I also think if you are carrying someone it means you have once been carried.
Obviously my children only grow to love because they have been loved. They grow to care for others because they have been cared for. My husband can carry his uncle because his uncle taught him to take care of people.
And I think if you carry someone it also means you will someday again be carried.
What a beautiful moment, watching those young men carry the man who once carried them. And in so many relationships, in so many ways, when we help others, then we are helped in return. When we give not expecting to receive, we usually receive so much more. I think about the wisdom he shared with them as they worked on tractors and contemplated things a lot heavier than bolts and metal. He was carrying them then yet, as young men, even young fathers meddling through financial decisions, work, relationships and parenting. And then, they began to carry him. To doctors appointments, through tough diagnosis's, through treatments and phone calls just to pass the time, and finally, to God. What each was receiving was so much more than what they were giving.
I think having been carried means we carry others better.
Once we've been carried though something difficult in life, we tend to notice when others need to be carried when maybe we wouldn't have noticed before. We relate. We understand. We can be more compassionate. Each new suffering I realize how selfish I have been in the past.
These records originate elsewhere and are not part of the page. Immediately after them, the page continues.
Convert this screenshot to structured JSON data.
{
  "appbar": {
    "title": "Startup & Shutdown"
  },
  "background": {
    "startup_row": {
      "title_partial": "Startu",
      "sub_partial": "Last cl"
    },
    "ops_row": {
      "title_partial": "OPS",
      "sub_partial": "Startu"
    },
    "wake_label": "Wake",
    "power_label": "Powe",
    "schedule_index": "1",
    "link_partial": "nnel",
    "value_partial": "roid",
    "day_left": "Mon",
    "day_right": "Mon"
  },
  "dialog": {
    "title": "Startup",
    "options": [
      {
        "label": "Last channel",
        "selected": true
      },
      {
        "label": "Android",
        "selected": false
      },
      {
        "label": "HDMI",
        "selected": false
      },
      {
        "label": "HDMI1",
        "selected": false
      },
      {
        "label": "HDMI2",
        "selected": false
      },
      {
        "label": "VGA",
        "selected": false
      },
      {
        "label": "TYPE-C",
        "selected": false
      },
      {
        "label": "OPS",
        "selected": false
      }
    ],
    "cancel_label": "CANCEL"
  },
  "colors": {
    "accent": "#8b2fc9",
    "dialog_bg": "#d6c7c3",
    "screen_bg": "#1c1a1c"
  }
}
I realize how I just didn't understand what someone was going through. I really didn't realize how much they needed to be carried or exactly how they needed to be helped. And I try to open my eyes, to notice more often when and what someone needs.
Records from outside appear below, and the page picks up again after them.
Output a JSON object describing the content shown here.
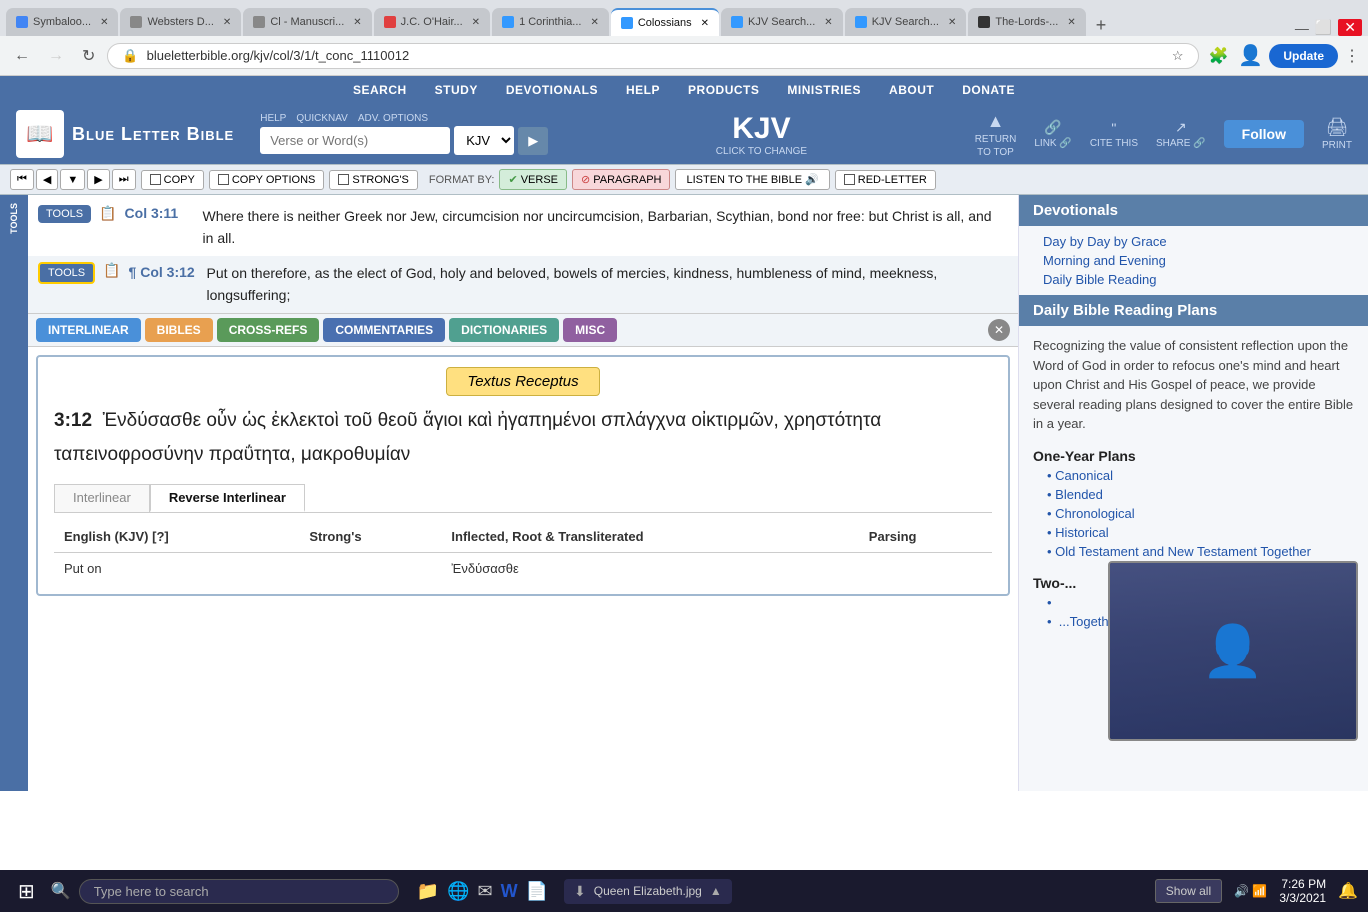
{
  "browser": {
    "tabs": [
      {
        "id": "symbaloo",
        "label": "Symbaloo...",
        "active": false,
        "color": "#e8f0fe"
      },
      {
        "id": "websters",
        "label": "Websters D...",
        "active": false,
        "color": "#e8f0fe"
      },
      {
        "id": "manuscript",
        "label": "Cl - Manuscri...",
        "active": false,
        "color": "#e8f0fe"
      },
      {
        "id": "jcohair",
        "label": "J.C. O'Hair...",
        "active": false,
        "color": "#e8f0fe"
      },
      {
        "id": "1corinthians",
        "label": "1 Corinthia...",
        "active": false,
        "color": "#e8f0fe"
      },
      {
        "id": "colossians",
        "label": "Colossians",
        "active": true,
        "color": "#fff"
      },
      {
        "id": "kjvsearch1",
        "label": "KJV Search...",
        "active": false,
        "color": "#e8f0fe"
      },
      {
        "id": "kjvsearch2",
        "label": "KJV Search...",
        "active": false,
        "color": "#e8f0fe"
      },
      {
        "id": "thelords",
        "label": "The-Lords-...",
        "active": false,
        "color": "#e8f0fe"
      }
    ],
    "url": "blueletterbible.org/kjv/col/3/1/t_conc_1110012",
    "update_label": "Update"
  },
  "nav": {
    "items": [
      "SEARCH",
      "STUDY",
      "DEVOTIONALS",
      "HELP",
      "PRODUCTS",
      "MINISTRIES",
      "ABOUT",
      "DONATE"
    ]
  },
  "logo": {
    "text": "Blue Letter Bible"
  },
  "search": {
    "placeholder": "Verse or Word(s)",
    "version": "KJV",
    "help_label": "HELP",
    "quicknav_label": "QUICKNAV",
    "adv_options_label": "ADV. OPTIONS"
  },
  "kjv": {
    "title": "KJV",
    "subtitle": "CLICK TO CHANGE"
  },
  "top_actions": {
    "link": "LINK 🔗",
    "cite_this": "CITE THIS",
    "return_to_top": "RETURN TO TOP",
    "share": "SHARE 🔗",
    "follow": "FOLLOW ▼",
    "print": "PRINT"
  },
  "toolbar": {
    "copy": "COPY",
    "copy_options": "COPY OPTIONS",
    "strongs": "STRONG'S",
    "format_by": "FORMAT BY:",
    "verse": "VERSE",
    "paragraph": "PARAGRAPH",
    "listen": "LISTEN TO THE BIBLE 🔊",
    "red_letter": "RED-LETTER"
  },
  "verses": [
    {
      "ref": "Col 3:11",
      "text": "Where there is neither Greek nor Jew, circumcision nor uncircumcision, Barbarian, Scythian, bond nor free: but Christ is all, and in all."
    },
    {
      "ref": "Col 3:12",
      "text": "Put on therefore, as the elect of God, holy and beloved, bowels of mercies, kindness, humbleness of mind, meekness, longsuffering;"
    }
  ],
  "tabs": {
    "items": [
      "INTERLINEAR",
      "BIBLES",
      "CROSS-REFS",
      "COMMENTARIES",
      "DICTIONARIES",
      "MISC"
    ]
  },
  "textus": {
    "label": "Textus Receptus",
    "verse_ref": "3:12",
    "greek_text": "Ἐνδύσασθε οὖν ὡς ἐκλεκτοὶ τοῦ θεοῦ ἅγιοι καὶ ἠγαπημένοι σπλάγχνα οἰκτιρμῶν, χρηστότητα ταπεινοφροσύνην πραΰτητα, μακροθυμίαν"
  },
  "interlinear": {
    "tabs": [
      "Interlinear",
      "Reverse Interlinear"
    ],
    "active_tab": "Reverse Interlinear",
    "columns": [
      "English (KJV) [?]",
      "Strong's",
      "Inflected, Root & Transliterated",
      "Parsing"
    ],
    "rows": [
      {
        "english": "Put on",
        "strongs": "",
        "transliterated": "Ἐνδύσασθε",
        "parsing": ""
      }
    ]
  },
  "right_sidebar": {
    "devotionals_title": "Devotionals",
    "devotionals_items": [
      "Day by Day by Grace",
      "Morning and Evening",
      "Daily Bible Reading"
    ],
    "daily_plans_title": "Daily Bible Reading Plans",
    "daily_plans_desc": "Recognizing the value of consistent reflection upon the Word of God in order to refocus one's mind and heart upon Christ and His Gospel of peace, we provide several reading plans designed to cover the entire Bible in a year.",
    "one_year_title": "One-Year Plans",
    "one_year_items": [
      "Canonical",
      "Blended",
      "Chronological",
      "Historical",
      "Old Testament and New Testament Together"
    ],
    "two_year_title": "Two-...",
    "follow_label": "Follow",
    "show_all": "Show all"
  },
  "taskbar": {
    "search_placeholder": "Type here to search",
    "time": "7:26 PM",
    "date": "3/3/2021",
    "download": "Queen Elizabeth.jpg",
    "show_all": "Show all"
  }
}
But beyond noticing, I need to lend a hand. And not just a passing, "I'll pray for you" or a pat on the back. To carry someone means to commit my whole self, to be ready for the whole weight of their burden, and to see it through. The same way those young men committed to carrying their uncle.
It might take a lot of time, it might be a huge sacrifice. And I might feel ill-equipped and just too tired from my own struggles. But I think, the true secret to carrying others and being carried is that we must first be carried by Jesus, in whom we receive all of our strength. "it is a sign of the fidelity born of love, for those who put their faith in God can also be faithful to others. They do not desert others in bad times; they accompany them in their anxiety and distress, even though doing so may not bring immediate satisfaction." Rejoice and Be Glad, Pope Francis 2018
If I put my faith in God, I can be faithful to others. If I allow God to carry me, I will be able to carry others.
This is the message of the cross, in order to help we must be brought to our lowest. We must need in order to give. We must be humiliated in order to hold power.
I am being carried right now. By friends who listen and share their company when the quiet days in my house get too long. By meals shared. By so much PRAYER. I am so incredibly grateful to be carried by you and by God. I don't enjoy being having to be carried, I would much rather be the carrier, but here is where God has allowed me to be, so I will open my eyes and take in the lessons. I will appreciate that God is using this to help me grow in virtue, to grow in mission, so that I can better carry someone else someday. Because today good people lifted my burden with a visit, a text message and an email. Today I could breathe easier than yesterday and could be joyful with my children. Because someone carried me, I could carry my children. Can you ease someone's burden today?